The men I knew, black blues loving men who lived in the North and hungered for their South, looked at him with the bemusement of affectionate elders, as if one of their own had played a trick on Jim Crow.
“Listen to that boy” they’d say, and shake their heads, “just look at him”.
He was as familiar to them as sugar cane and red dirt. They knew just where he came from, just what kind of church he must have sat in as a child, by the way he played a chord, or sang a note.
They knew he’d seen that Holy Ghost grap someone and make them whoop and holler, in the churches of Mother Boards and Deacons, the churches of the gospel shout and stomp. They knew he just grew up like that.
Wasn’t his fault there were others who made money off of the music of others; that society would let him bust through musical doors that barred his darker brothers.
He let rhythm music come through him, past the restraints of upbringing and environs. He didn’t turn our music white, but worked it through the channel of his own Delta life.
Though how tortuous the inner wrestling of the secular and divine, and oh, how tragic was his price. All the songs in the world could not bring him peace from his own carnality, his tormented mind and fevered soul sought rest from the world’s idolatry.
I miss Elvis, the jump-suited Las Vegas Elvis, the latter-day bloated and drug addled Elvis – yes, the eternally impersonated Elvis.
But most of all, I miss the Elvis on that old album cover – the striped-shirted, tawny-haired, golden boy Elvis; with a profile as chiseled as Michaelangelo’s David, his face as angelic as Gabriel, eyes raised towards Heaven.
He’s the Elvis in my living room, with the sun shining on him, and shining on me.
Marsha Music
[Orignally published on the Belle Lettres literary forum, on thepurists.com]

January 8, 2009 at 11:36 am
Greetings from Ireland.
Thanksamillion for such a refreshing, and very fair viewpoint.
Informed Elvis Presley fans know well Elvis was/is admired by a great many black artists. Many of us Elvis fans greatly admire a lot of black artists too.
I had laugh about Elvis with gentleman, Domingo Samudio (Sam the Sham), in the Blue Light Studio in Memphis August 18th 1997.
January 8, 2009 at 11:50 pm
Marsha Replies to Maurice:
Greetings you in Ireland! Thank you for looking in, and considering a different view of this man.
Yes, many blacks loved Elvis, from artists, to “regular” people.
again, Thanks!
Marsha
January 9, 2009 at 12:08 am
Hello Marsha,
Elvis fans on quite a few Elvis Forums are now enjoying your fine piece of writing.
I shall certainly spread it around elsewhere. I’m a dedicated busybody when it come to music.

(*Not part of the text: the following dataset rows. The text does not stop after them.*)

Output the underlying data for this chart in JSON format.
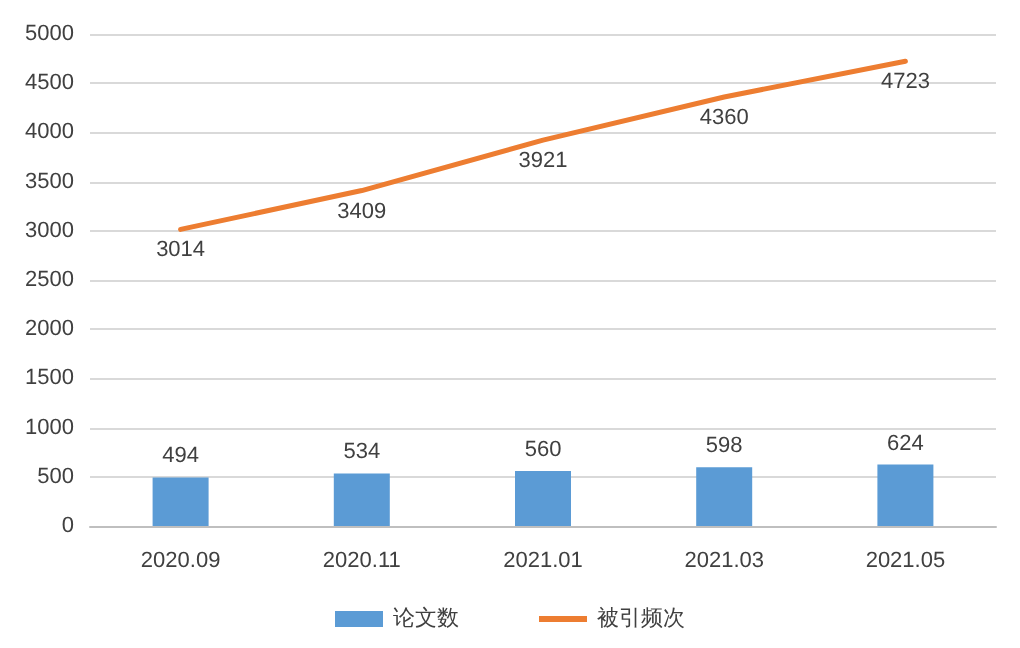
{
  "chart_data": {
    "type": "bar",
    "categories": [
      "2020.09",
      "2020.11",
      "2021.01",
      "2021.03",
      "2021.05"
    ],
    "series": [
      {
        "name": "论文数",
        "color": "#5b9bd5",
        "values": [
          494,
          534,
          560,
          598,
          624
        ]
      },
      {
        "name": "被引频次",
        "type": "line",
        "color": "#ed7d31",
        "values": [
          3014,
          3409,
          3921,
          4360,
          4723
        ]
      }
    ],
    "ylim": [
      0,
      5000
    ],
    "yticks": [
      0,
      500,
      1000,
      1500,
      2000,
      2500,
      3000,
      3500,
      4000,
      4500,
      5000
    ],
    "grid": "y",
    "legend": "bottom",
    "data_labels": true,
    "marker": "none",
    "line_style": "solid"
  }
}
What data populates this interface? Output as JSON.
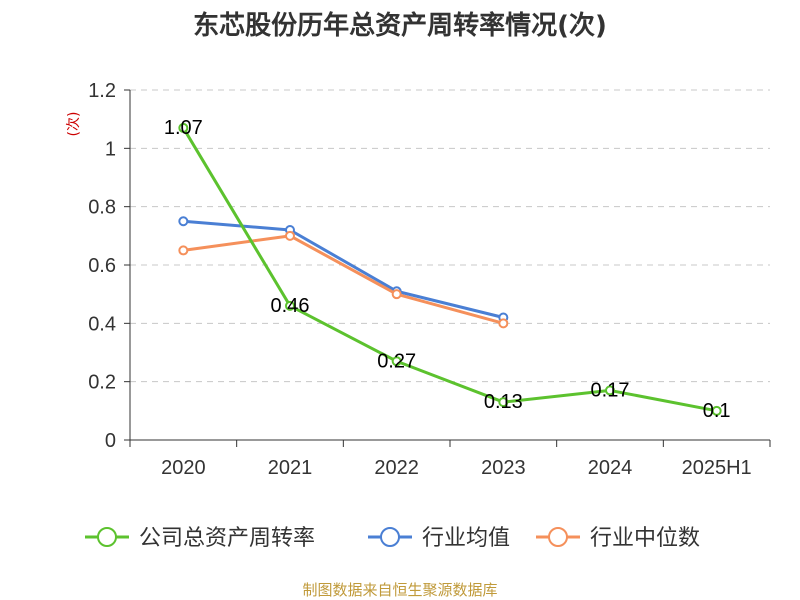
{
  "title": "东芯股份历年总资产周转率情况(次)",
  "source": "制图数据来自恒生聚源数据库",
  "chart_data": {
    "type": "line",
    "ylabel": "(次)",
    "ylim": [
      0,
      1.2
    ],
    "yticks": [
      "0",
      "0.2",
      "0.4",
      "0.6",
      "0.8",
      "1",
      "1.2"
    ],
    "categories": [
      "2020",
      "2021",
      "2022",
      "2023",
      "2024",
      "2025H1"
    ],
    "grid": true,
    "legend_position": "bottom",
    "series": [
      {
        "name": "公司总资产周转率",
        "color": "#5cc22e",
        "values": [
          1.07,
          0.46,
          0.27,
          0.13,
          0.17,
          0.1
        ],
        "labels": [
          "1.07",
          "0.46",
          "0.27",
          "0.13",
          "0.17",
          "0.1"
        ]
      },
      {
        "name": "行业均值",
        "color": "#4a7fd4",
        "values": [
          0.75,
          0.72,
          0.51,
          0.42,
          null,
          null
        ]
      },
      {
        "name": "行业中位数",
        "color": "#f5905b",
        "values": [
          0.65,
          0.7,
          0.5,
          0.4,
          null,
          null
        ]
      }
    ]
  }
}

Whether Tina Turner, The Platters, Kate Bush, or the great Beethoven.
Thank YOU!
Maurice.
January 9, 2009 at 1:12 pm
Hello Marsha,
What a lovely piece. You have articulated so well what so many feel about the man & his music.
Love & Thanks
Peter (Mornington Australia)
March 7, 2010 at 10:39 pm
Great to see the love being spread on here! TCB Elvis fans!
March 7, 2010 at 11:29 pm
Great to see the love being spread on here! TCB Elvis fans!
September 10, 2010 at 2:20 pm
Thanks! Yes, I Love Elvis! Like many, many African American music lovers.

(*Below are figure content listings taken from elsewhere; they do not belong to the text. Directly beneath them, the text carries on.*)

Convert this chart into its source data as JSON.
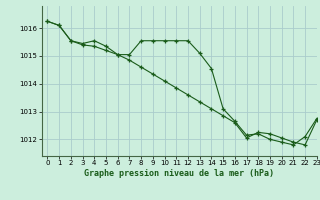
{
  "title": "Graphe pression niveau de la mer (hPa)",
  "background_color": "#cceedd",
  "grid_color": "#aacccc",
  "line_color": "#1a5c1a",
  "xlim": [
    -0.5,
    23
  ],
  "ylim": [
    1011.4,
    1016.8
  ],
  "yticks": [
    1012,
    1013,
    1014,
    1015,
    1016
  ],
  "xticks": [
    0,
    1,
    2,
    3,
    4,
    5,
    6,
    7,
    8,
    9,
    10,
    11,
    12,
    13,
    14,
    15,
    16,
    17,
    18,
    19,
    20,
    21,
    22,
    23
  ],
  "series1_x": [
    0,
    1,
    2,
    3,
    4,
    5,
    6,
    7,
    8,
    9,
    10,
    11,
    12,
    13,
    14,
    15,
    16,
    17,
    18,
    19,
    20,
    21,
    22,
    23
  ],
  "series1_y": [
    1016.25,
    1016.1,
    1015.55,
    1015.45,
    1015.55,
    1015.35,
    1015.05,
    1015.05,
    1015.55,
    1015.55,
    1015.55,
    1015.55,
    1015.55,
    1015.1,
    1014.55,
    1013.1,
    1012.65,
    1012.15,
    1012.2,
    1012.0,
    1011.9,
    1011.8,
    1012.1,
    1012.75
  ],
  "series2_x": [
    0,
    1,
    2,
    3,
    4,
    5,
    6,
    7,
    8,
    9,
    10,
    11,
    12,
    13,
    14,
    15,
    16,
    17,
    18,
    19,
    20,
    21,
    22,
    23
  ],
  "series2_y": [
    1016.25,
    1016.1,
    1015.55,
    1015.4,
    1015.35,
    1015.2,
    1015.05,
    1014.85,
    1014.6,
    1014.35,
    1014.1,
    1013.85,
    1013.6,
    1013.35,
    1013.1,
    1012.85,
    1012.6,
    1012.05,
    1012.25,
    1012.2,
    1012.05,
    1011.9,
    1011.8,
    1012.7
  ]
}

October 30, 2011 at 7:32 pm
Hello Marsha,
Thank you for sharing such a beautiful and heart-warming piece of writing from a black Elvis fan’s perspective. I, too, am of color and have loved Elvis for over forty years and whenever I read about other Elvis fans of Color, especially African-Americans and their love for Elvis and how he touched them through his music and persona, it all the more reason brings such a wonderful and heart-warming feeling within me.
Thank You and may God’s Blessings be upon you.
Arun
November 1, 2011 at 10:48 am
ArunJassi, thank you for your comment. I think Elvis was awesome and a lover of our people. Many will agree. Thanks!